Three days ago, the Google Deepmind team uploaded a paper on the scientific pre-print server arXiv that is hosted by Cornell University without much fanfare (you cannot find it on the Deepmind website). Nonetheless, it was rapidly picked up by mainstream media – including the BBC among others – and chess players all around the globe.
Given only the basic rules of the games, and by only playing against itself, Deepmind’s AlphaZero agent was able master chess and shogi (Japanese chess) to the extent that it could outperform the 2016 world computer chess programme Stockfish and the 2017 shogi computer programme champion Elmo in 4 and 2 hours respectively. In some ways, this result is not unexpected and the only question was whether Deepmind would bother to do this after an earlier version titled AlphaGoZero successfully defeated AlphaGo (its precursor that had successfully dominated the top human Go players) in 40 days. But as the authors indicated in their paper, there are more rules in chess (pieces move differently, stalemate, pawns can move 1 or 2 squares at the start, etc.) and shogi compared to Go, and there are draws. Also, one of the Deepmind founders and last author on the arXiv paper is himself a very strong chess player – in fact, FM Ong Chong Ghee and I played in the same chess tournament (Oakham Junior 1992) as Demis Hassabis in 1992 but alas, our paths never crossed.
In “tournament mode”, AlphaZero defeated Stockfish with 28 wins (25 wins occurred when AlphaZero took the white pieces, with the first move advantage), 72 draws and no losses. The margin was even greater in Shogi, with 90 wins, 8 losses and 2 draws. There are a number of objections on forums as to whether this was a “fair contest” (the Stockfish program apparently had no opening book or endgame tablebases, the computing system used could perhaps be better tweaked for performance, etc.), but I personally think these comments do not detract from the fact that this was a completely amazing performance.

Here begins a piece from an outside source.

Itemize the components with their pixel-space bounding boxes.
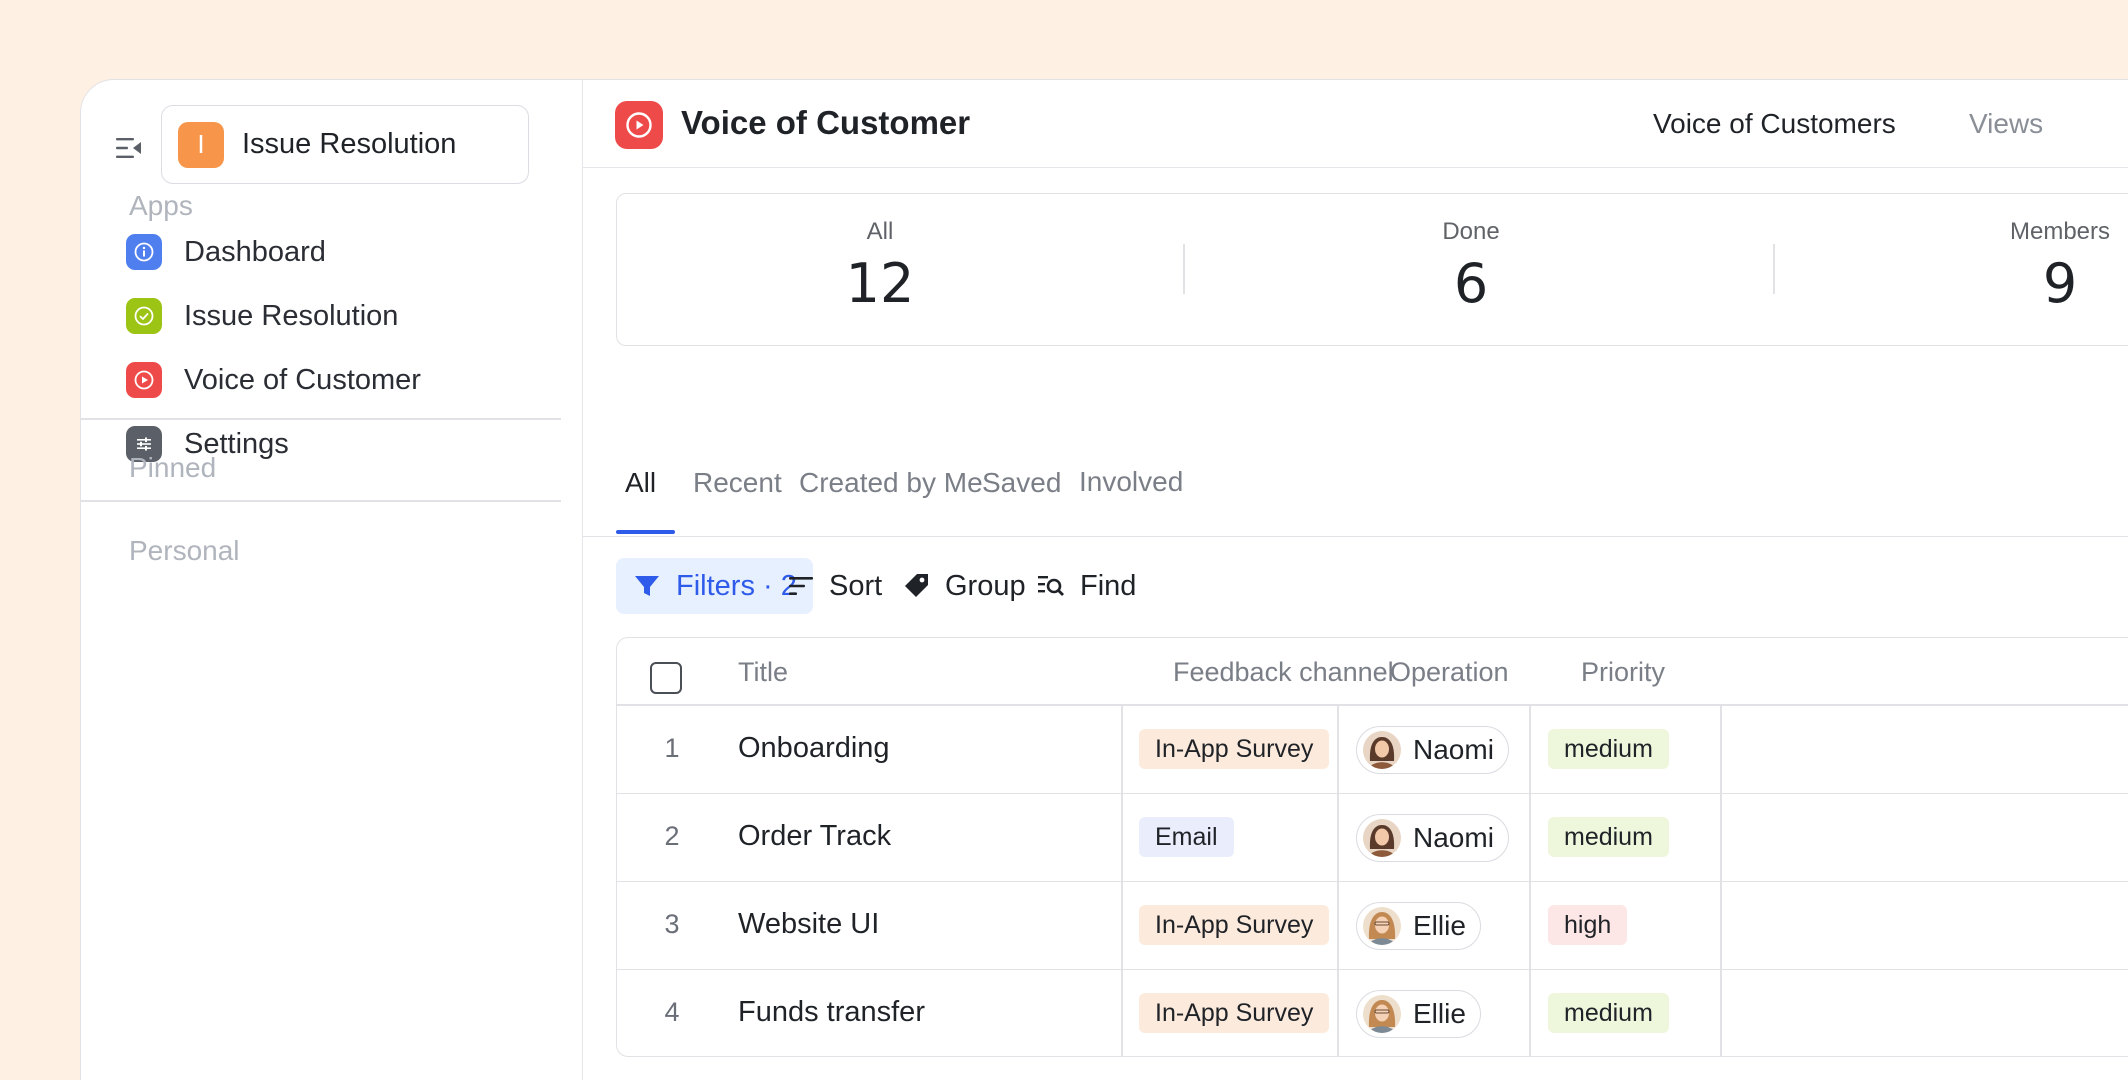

The games (only 10 of AlphaZero’s chess wins were released) that were available for public viewing were amazing. Overall, the impression is that the AlphaZero agent – with just under 24 hours of “self-training”, no opening book, no endgame tablebases and no other insights – evaluated the positions far better than Stockfish (and therefore any human). There were moments of real genius (if such a human term can be used) in several of the games:
In the above position, AlphaZero had played rook to e1, leaving the knight on h6 en prise. The Stockfish programme on my phone instantly downgraded the assessment to Black having a superior position (-0.8). It failed (and I am not sure many grandmasters in the world will do differently) to understand that this position was actually very difficult for Black to defend, even after the next 14 moves were played. And then suddenly, Stockfish realised that the Black position could not be held.

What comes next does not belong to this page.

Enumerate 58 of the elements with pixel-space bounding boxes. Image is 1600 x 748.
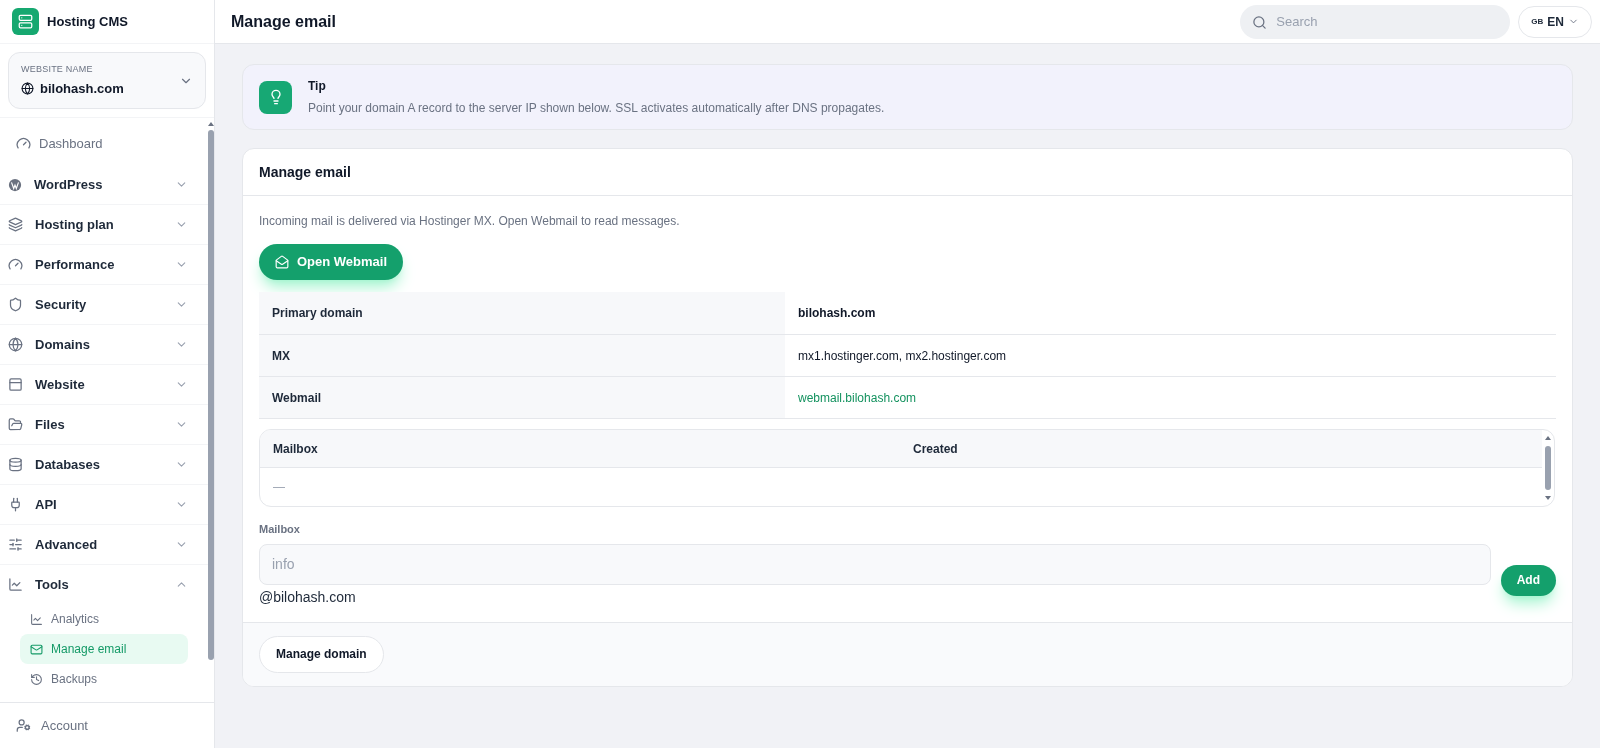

This was the other amazing example, also picked up by many other chess commentators. It is White to play, and White has a space advantage, but Black appears to be guarding all the possible invasion squares successfully. In fact, the Stockfish programme on my laptop rates this only as a slight advantage for White (+0.5). It does not find the fabulous sequence that is played: 30.Bxg6! Bxg5 31.Qxg5 fxg6 32.f5! Rg8 33.Qh6 Qf7 34.f6 and Black is all tied up, but it is only after a further 4 moves, when the position below is reached, that Stockfish (on the phone – which is far weaker than the actual Stockfish program used to play AlphaZero) realised that Black was in fact, losing, even with the additional piece for which White only has one pawn and space in exchange.
Where does that leave us humans? While we wait for Deepmind to reveal its agent’s results against humans in Starcraft, there may be much that we can learn about chess beyond what current chess engines provide once all the training and tournament games are released. The paper already provides a tantalising hint in that certain chess openings were rejected by AlphaZero as it progressively improved, openings that are still very popular in human chess tournaments. As one can see from the screenshot below, it rejected playing the popular King’s Indian Defense right from the beginning. It also stopped playing the French Defense after a while, recording an incredible 39 wins and 11 draws against Stockfish when playing training games on the White side of that opening.
Addendum: Chess historian and player Olimpiu Urcan pointed out that one of the authors on the paper – Dharshan Kumaran – is a chess grandmaster. He also played in the same Oakham Junior chess tournament in 1992.